Video: Upminster ‘animal lover’ who sold sick puppies spared jail
PUBLISHED: 17:09 01 February 2017 | UPDATED: 17:10 01 February 2017
A man sold sick Cockapoos for £450 each to the public as part of a network that led to the deaths of three puppies.
Basildon Crown Court heard how Tony Hammond, 35, sold the dogs at his home in Brunswick Court, Upminster, as part a “sophisticated” network involving up to 731 animals.
He pleaded guilty to fraud by misrepresentation after selling the puppies to buyers who thought they were bred at his home.
After receiving a £50 share for each sale he made, Hammond was sentenced to nine months’ imprisonment suspended for two years and ordered to undertake 120 hours of unpaid work.
Defence lawyer Richard Keogh claimed his client was an “animal lover” who was unaware the dogs were sick after being bred in cramped conditions.
He said Hammond “didn’t realise the puppies were ill at all”, adding: “He bitterly regrets becoming involved in this.”
Hammond was given full credit for pleading guilty at the earliest opportunity, with his “hard work ethic” and previous good character also securing a lesser sentence than his three co-conspirators.
Vicky Montgomery, 54, of Melford Avenue, Barking and her 33-year-old daughter Roxanne Montgomery of Grafton Road, Dagenham, also admitted roles in the puppy-selling ring.
Roxanne received nine months’ imprisonment suspended for two years and was ordered to do 120 hours of unpaid work.
Her mum was sentenced in her absence to 14 months’ imprisonment suspended for two years as the court heard she was struggling with “massive” domestic difficulties, including being a full-time carer for her disabled son, her husband dying in August last year and the fact she only has one lung.
Each pleaded to guilty to one count of fraud by misrepresentation after selling sick puppies to customers while advertising them as home-bred and healthy – despite two being put to sleep shortly after purchase and another dying.
The dogs were bred at the address of ringleader Teresa Wade, 57, who lives in Ship Lane, Aveley.
“This is not an animal welfare case but various witnesses described difficulties and problems they had with the puppies,” he said. “Three died or were put to sleep within a very short period of purchase.
“I’m of the view this conspiracy was a sophisticated enterprise.”
Wade, who also pleaded guilty to one count of fraud by misrepresentation, was given 21 months’ imprisonment suspended for two years and was placed under curfew by an electronic tag between the hours of 8pm and 7am for three months.
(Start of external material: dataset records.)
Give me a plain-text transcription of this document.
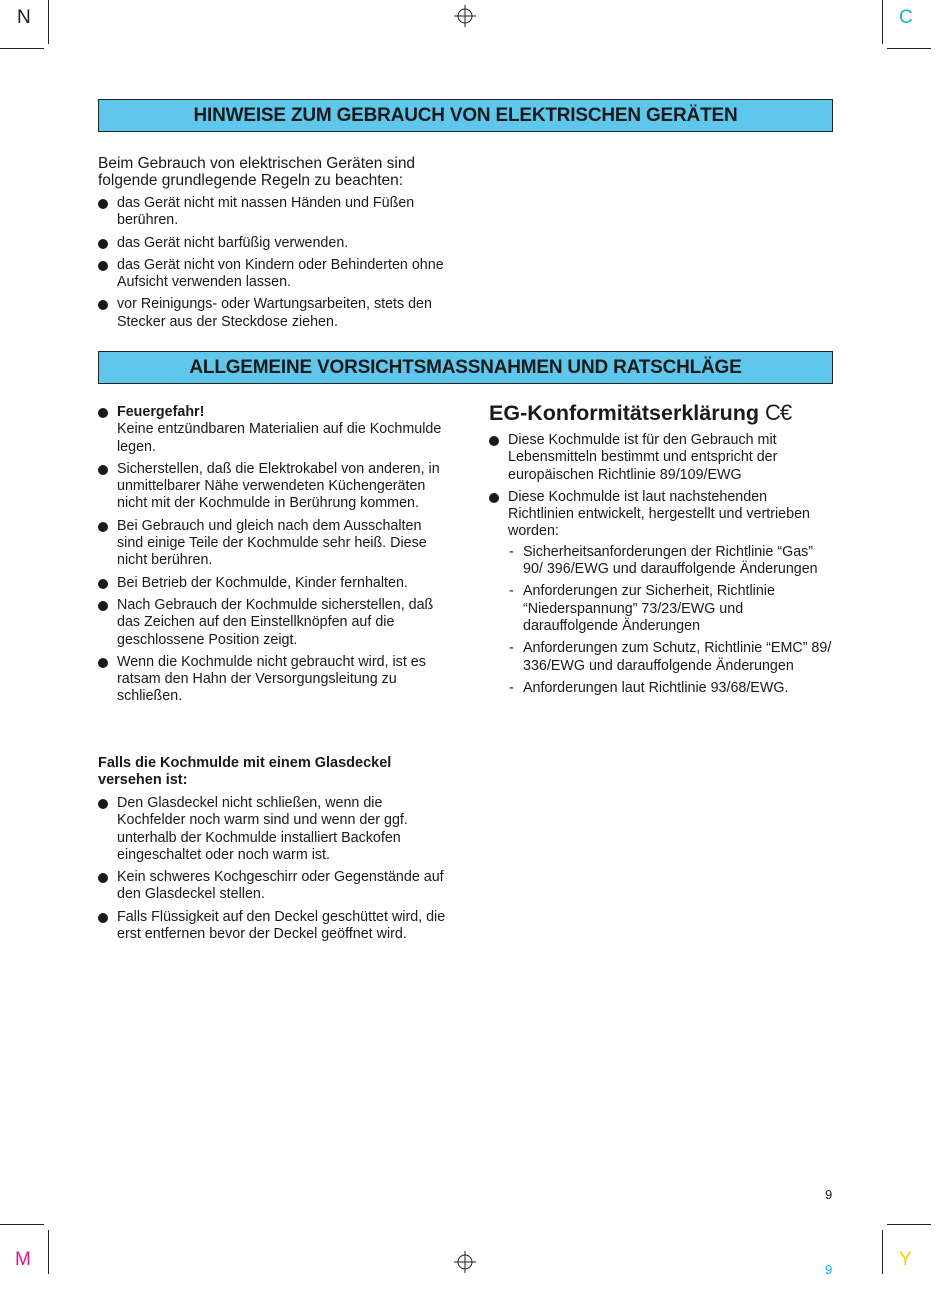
N	C
M	Y
HINWEISE ZUM GEBRAUCH VON ELEKTRISCHEN GERÄTEN
Beim Gebrauch von elektrischen Geräten sind folgende grundlegende Regeln zu beachten:
das Gerät nicht mit nassen Händen und Füßen berühren.
das Gerät nicht barfüßig verwenden.
das Gerät nicht von Kindern oder Behinderten ohne Aufsicht verwenden lassen.
vor Reinigungs- oder Wartungsarbeiten, stets den Stecker aus der Steckdose ziehen.
ALLGEMEINE VORSICHTSMASSNAHMEN UND RATSCHLÄGE
Feuergefahr!
Keine entzündbaren Materialien auf die Kochmulde legen.
Sicherstellen, daß die Elektrokabel von anderen, in unmittelbarer Nähe verwendeten Küchengeräten nicht mit der Kochmulde in Berührung kommen.
Bei Gebrauch und gleich nach dem Ausschalten sind einige Teile der Kochmulde sehr heiß. Diese nicht berühren.
Bei Betrieb der Kochmulde, Kinder fernhalten.
Nach Gebrauch der Kochmulde sicherstellen, daß das Zeichen auf den Einstellknöpfen auf die geschlossene Position zeigt.
Wenn die Kochmulde nicht gebraucht wird, ist es ratsam den Hahn der Versorgungsleitung zu schließen.
EG-Konformitätserklärung C€
Diese Kochmulde ist für den Gebrauch mit Lebensmitteln bestimmt und entspricht der europäischen Richtlinie 89/109/EWG
Diese Kochmulde ist laut nachstehenden Richtlinien entwickelt, hergestellt und vertrieben worden:
- Sicherheitsanforderungen der Richtlinie “Gas” 90/ 396/EWG und darauffolgende Änderungen
- Anforderungen zur Sicherheit, Richtlinie “Niederspannung” 73/23/EWG und darauffolgende Änderungen
- Anforderungen zum Schutz, Richtlinie “EMC” 89/ 336/EWG und darauffolgende Änderungen
- Anforderungen laut Richtlinie 93/68/EWG.
Falls die Kochmulde mit einem Glasdeckel versehen ist:
Den Glasdeckel nicht schließen, wenn die Kochfelder noch warm sind und wenn der ggf. unterhalb der Kochmulde installiert Backofen eingeschaltet oder noch warm ist.
Kein schweres Kochgeschirr oder Gegenstände auf den Glasdeckel stellen.
Falls Flüssigkeit auf den Deckel geschüttet wird, die erst entfernen bevor der Deckel geöffnet wird.
9
9
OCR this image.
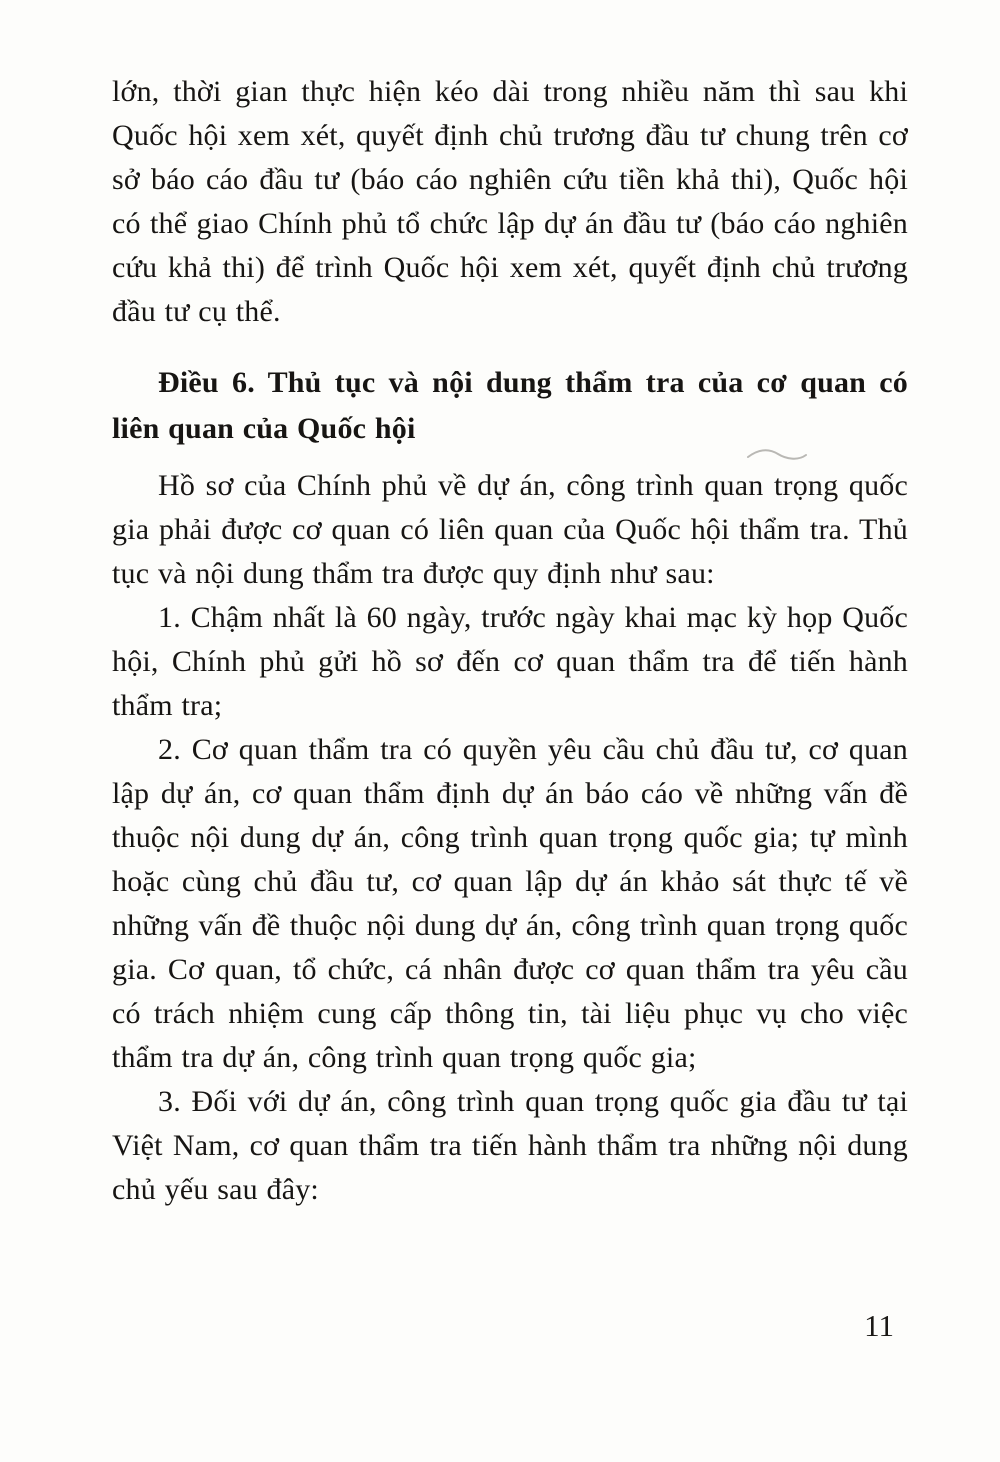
lớn, thời gian thực hiện kéo dài trong nhiều năm thì sau khi Quốc hội xem xét, quyết định chủ trương đầu tư chung trên cơ sở báo cáo đầu tư (báo cáo nghiên cứu tiền khả thi), Quốc hội có thể giao Chính phủ tổ chức lập dự án đầu tư (báo cáo nghiên cứu khả thi) để trình Quốc hội xem xét, quyết định chủ trương đầu tư cụ thể.

Điều 6. Thủ tục và nội dung thẩm tra của cơ quan có liên quan của Quốc hội

Hồ sơ của Chính phủ về dự án, công trình quan trọng quốc gia phải được cơ quan có liên quan của Quốc hội thẩm tra. Thủ tục và nội dung thẩm tra được quy định như sau:

1. Chậm nhất là 60 ngày, trước ngày khai mạc kỳ họp Quốc hội, Chính phủ gửi hồ sơ đến cơ quan thẩm tra để tiến hành thẩm tra;

2. Cơ quan thẩm tra có quyền yêu cầu chủ đầu tư, cơ quan lập dự án, cơ quan thẩm định dự án báo cáo về những vấn đề thuộc nội dung dự án, công trình quan trọng quốc gia; tự mình hoặc cùng chủ đầu tư, cơ quan lập dự án khảo sát thực tế về những vấn đề thuộc nội dung dự án, công trình quan trọng quốc gia. Cơ quan, tổ chức, cá nhân được cơ quan thẩm tra yêu cầu có trách nhiệm cung cấp thông tin, tài liệu phục vụ cho việc thẩm tra dự án, công trình quan trọng quốc gia;

3. Đối với dự án, công trình quan trọng quốc gia đầu tư tại Việt Nam, cơ quan thẩm tra tiến hành thẩm tra những nội dung chủ yếu sau đây:

11
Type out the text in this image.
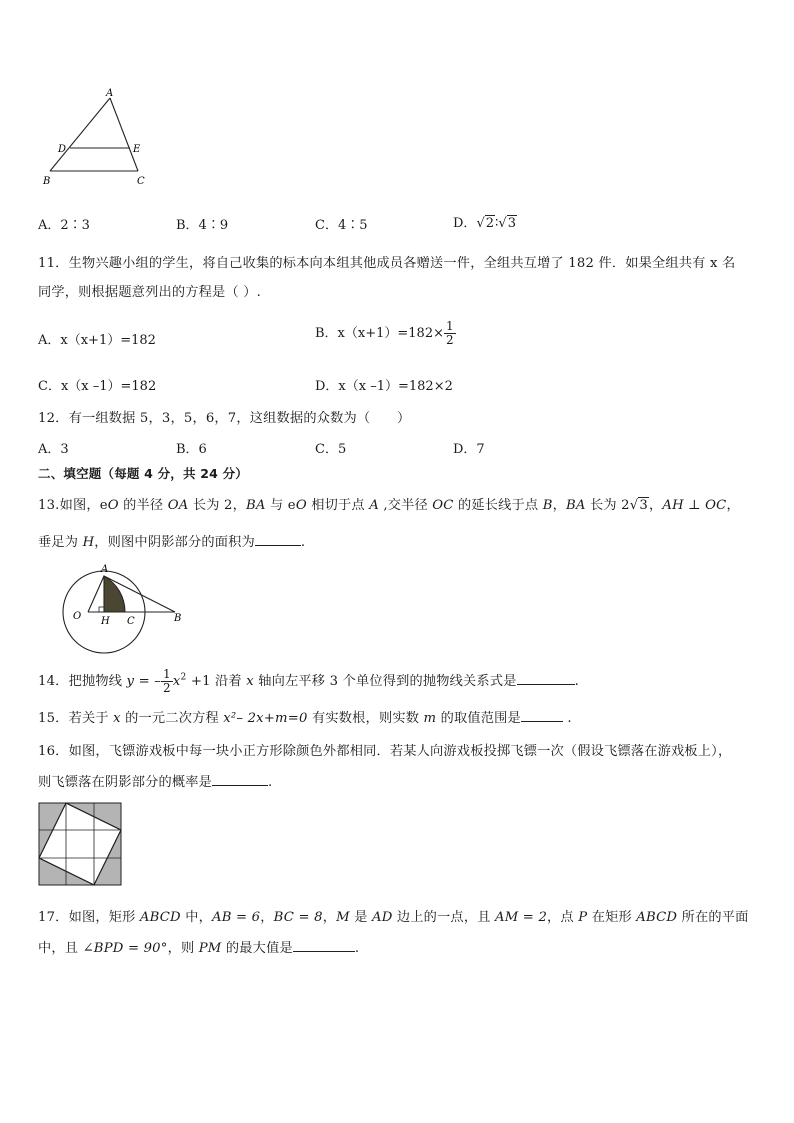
A
D	E
B	C
A．2∶3	B．4∶9	C．4∶5	D．√2∶√3
11．生物兴趣小组的学生，将自己收集的标本向本组其他成员各赠送一件，全组共互增了 182 件．如果全组共有 x 名
同学，则根据题意列出的方程是（ ）.
A．x（x+1）=182	B．$x(x+1)=182\times \frac{1}{2}$
C．x（x –1）=182	D．x（x –1）=182×2
12．有一组数据 5，3，5，6，7，这组数据的众数为（　　）
A．3	B．6	C．5	D．7
二、填空题（每题 4 分，共 24 分）
13.如图，eO 的半径 OA 长为 2，BA 与 eO 相切于点 A ,交半径 OC 的延长线于点 B，BA 长为 2√3，AH ⊥ OC，
垂足为 H，则图中阴影部分的面积为	.
A
O H C	B
14．把抛物线 y = – $\frac{1}{2} x^2 +1$ 沿着 x 轴向左平移 3 个单位得到的抛物线关系式是	.
15．若关于 x 的一元二次方程 x²– 2x+m=0 有实数根，则实数 m 的取值范围是	.
16．如图，飞镖游戏板中每一块小正方形除颜色外都相同．若某人向游戏板投掷飞镖一次（假设飞镖落在游戏板上），
则飞镖落在阴影部分的概率是	.
17．如图，矩形 ABCD 中，AB = 6，BC = 8，M 是 AD 边上的一点，且 AM = 2，点 P 在矩形 ABCD 所在的平面
中，且 ∠BPD = 90°，则 PM 的最大值是	.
The court heard how she was assaulted while on trial in response to the case’s coverage in the press. Judge Owen-Jones acknowledged her struggle with depression resulting from a car accident, but condemned her lack of regret, saying she “showed little remorse but was able to understand the impact on various victims and the community”.
Each defendant was also ordered to pay £500 in court costs.